Pittsburgh Post-Gazette (MCT)
Texting and “sexting,” sending sexually explicit messages via mobile phone, are firmly entrenched in the high school dating scene these days, but until now little solid data has existed on to what extent these social media connections have been misused to control, harass, threaten or stalk.
A study released today provides the first solid research into cyberdating abuse, and the results are startling: Two in five teens surveyed had experienced cyberdating abuse in the context of a dating relationship in the past three months.
Thirty percent of them said they were involved in sexting, and of that group, 33 percent of females reported being asked to text photographs of themselves; 18 percent of young men were asked to do so.
“ ‘Sexting’ is the new norm,” said Rebecca Dick, lead author of the study by Children’s Hospital of Pittsburgh of UPMC. It appears online today in the journal Pediatrics, but that activity is not considered cyberdating abuse based on the scale that researchers use, she added.
“Texting abuse is something we don’t know a lot about in the existing literature,” said Dick, a clinical research coordinator at the Division of Adolescent and Young Adult Medicine at Children’s.
The study is the first clinically based look at cyberdating abuse among young people who are using school-based health services, added senior investigator Dr. Elizabeth Miller, chief of the Division of Adolescent and Young Adult Medicine at Children’s.
“What surprised me about this study was the extent to which cyberdating overlaps with sexual and physical violence in dating relationships and even outside of them,” she said.

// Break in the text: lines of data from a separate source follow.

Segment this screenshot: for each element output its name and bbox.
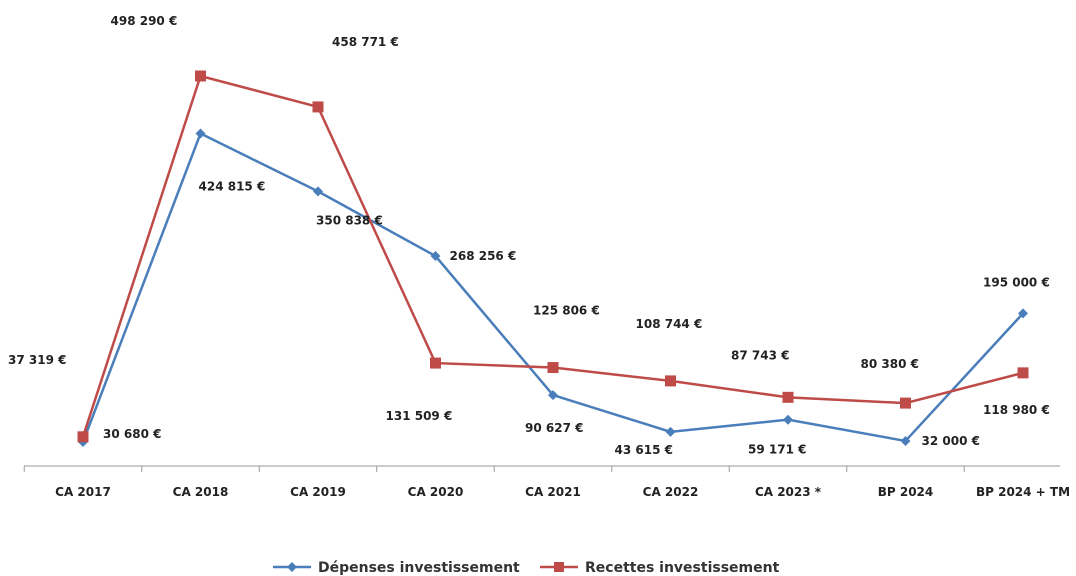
data-label-depenses: 32 000 € <box>922 434 980 448</box>
data-point-recettes <box>665 375 676 387</box>
data-point-recettes <box>77 431 89 443</box>
x-tick-label: CA 2022 <box>643 485 699 499</box>
series-line-recettes <box>81 74 1024 438</box>
data-point-depenses <box>195 128 206 139</box>
data-point-depenses <box>665 426 676 437</box>
x-tick-label: CA 2017 <box>55 485 111 499</box>
data-point-depenses <box>900 435 911 446</box>
legend: Dépenses investissement Recettes investis… <box>273 560 780 576</box>
data-label-recettes: 125 806 € <box>533 304 600 318</box>
data-label-depenses: 59 171 € <box>748 443 806 457</box>
data-label-depenses: 43 615 € <box>615 443 673 457</box>
data-point-depenses <box>313 186 323 197</box>
legend-square-marker <box>554 562 564 572</box>
x-axis: CA 2017 CA 2018 CA 2019 CA 2020 CA 2021 CA 20… <box>23 465 1070 499</box>
data-label-depenses: 268 256 € <box>450 249 517 263</box>
data-point-recettes <box>430 357 441 369</box>
x-tick-label: BP 2024 <box>878 485 934 499</box>
data-point-depenses <box>783 414 793 425</box>
data-label-recettes: 80 380 € <box>861 357 919 371</box>
data-label-recettes: 131 509 € <box>386 409 453 423</box>
data-point-depenses <box>430 251 441 262</box>
data-label-recettes: 458 771 € <box>332 35 399 49</box>
legend-diamond-marker <box>287 562 297 572</box>
data-point-recettes <box>782 391 794 403</box>
data-labels: 30 680 € 424 815 € 350 838 € 268 256 € 90 62… <box>8 14 1050 457</box>
data-point-recettes <box>1017 367 1029 379</box>
x-tick-label: BP 2024 + TM <box>976 485 1070 499</box>
data-point-depenses <box>1018 308 1028 319</box>
data-point-depenses <box>548 390 558 401</box>
data-point-recettes <box>900 397 911 409</box>
x-tick-label: CA 2020 <box>408 485 464 499</box>
data-label-recettes: 37 319 € <box>8 353 66 367</box>
x-tick-label: CA 2018 <box>173 485 229 499</box>
data-label-depenses: 195 000 € <box>983 275 1050 289</box>
data-point-recettes <box>547 362 559 374</box>
legend-label-recettes: Recettes investissement <box>585 560 780 576</box>
data-label-depenses: 424 815 € <box>199 180 266 194</box>
data-label-recettes: 498 290 € <box>111 14 178 28</box>
x-tick-label: CA 2019 <box>290 485 346 499</box>
data-label-recettes: 87 743 € <box>731 348 789 362</box>
data-label-depenses: 30 680 € <box>103 427 161 441</box>
legend-label-depenses: Dépenses investissement <box>318 560 520 576</box>
data-point-recettes <box>312 101 324 113</box>
x-tick-label: CA 2021 <box>525 485 581 499</box>
plot-area <box>77 70 1029 447</box>
x-tick-label: CA 2023 * <box>755 485 822 499</box>
data-label-recettes: 118 980 € <box>983 403 1050 417</box>
data-label-depenses: 350 838 € <box>316 213 383 227</box>
data-point-recettes <box>195 70 206 82</box>
data-label-recettes: 108 744 € <box>636 317 703 331</box>
data-label-depenses: 90 627 € <box>525 421 583 435</box>
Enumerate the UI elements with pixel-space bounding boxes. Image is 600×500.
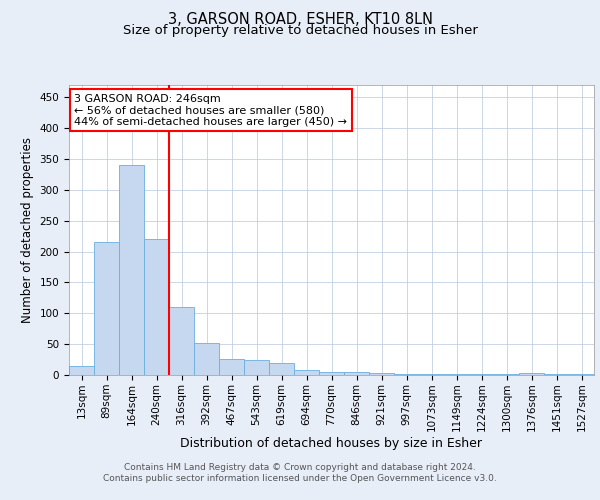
Bar <box>569 374 594 375</box>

Cyberdating abuse has been defined in other studies and in this one as actions that “include your partner checking you where you are, putting you down, making you do things you didn’t want to do,” Miller said.
The study of teens ages 14 to 19 was conducted at eight school-based health centers, all in California, during the 2012-13 school year, assessing them for cyberdating abuse, adolescent relationship abuse, sexual behavior and care-seeking for sexual and reproductive health.
In California, many schools have in-school health centers, where students receive confidential clinical health services, including annual checkups, sports physicals and birth control.
Most commonly, victims reported that abusive partners were using mobile apps, texting and other social networks to repeatedly contact them to see where they were and whom they were with.
The research also confirmed what previous research has shown: Teens exposed to cyberdating abuse were more likely to also experience physical and sexual dating abuse: being slapped, choked or forced to have sex by a dating partner.
Those teens also were more likely to experience non-partner sexual assault and used contraceptives less often.
The researchers asked randomly selected students who had received some kind of care in the school-based center to take a survey on a laptop computer, being careful not to limit the question to one type of communication, such as Twitter or Facebook, given that teens are constantly moving to new ways of contacting each other.
“We wanted to make sure we were capturing the type of technology that they’re using, so we asked how often did a partner engage in an activity using mobile apps, texting, social networks. We didn’t want to leave out some app we didn’t know about,” Miller said.
“These findings underscore that cyberdating abuse is an emerging concern,” said Miller, an associate professor of pediatrics at the University of Pittsburgh School of Medicine.
“We need to support prevention efforts that increase education about the many different forms of abuse in adolescent relationships and to encourage parents, teachers, coaches and others to talk to young people about what healthy relationships look like,” she said.
Miller said she hoped the data would alert pediatricians and other health care professionals to take cyberdating abuse seriously and actively ask teens whether they are being monitored, threatened or sexually coerced by their partner using technology-based communication.
“When we are showing young people what controlling and abusive behaviors look like, we need to include the use of social media,” she said. “Many young people consider this normative behavior instead of letting them know it’s truly not OK.”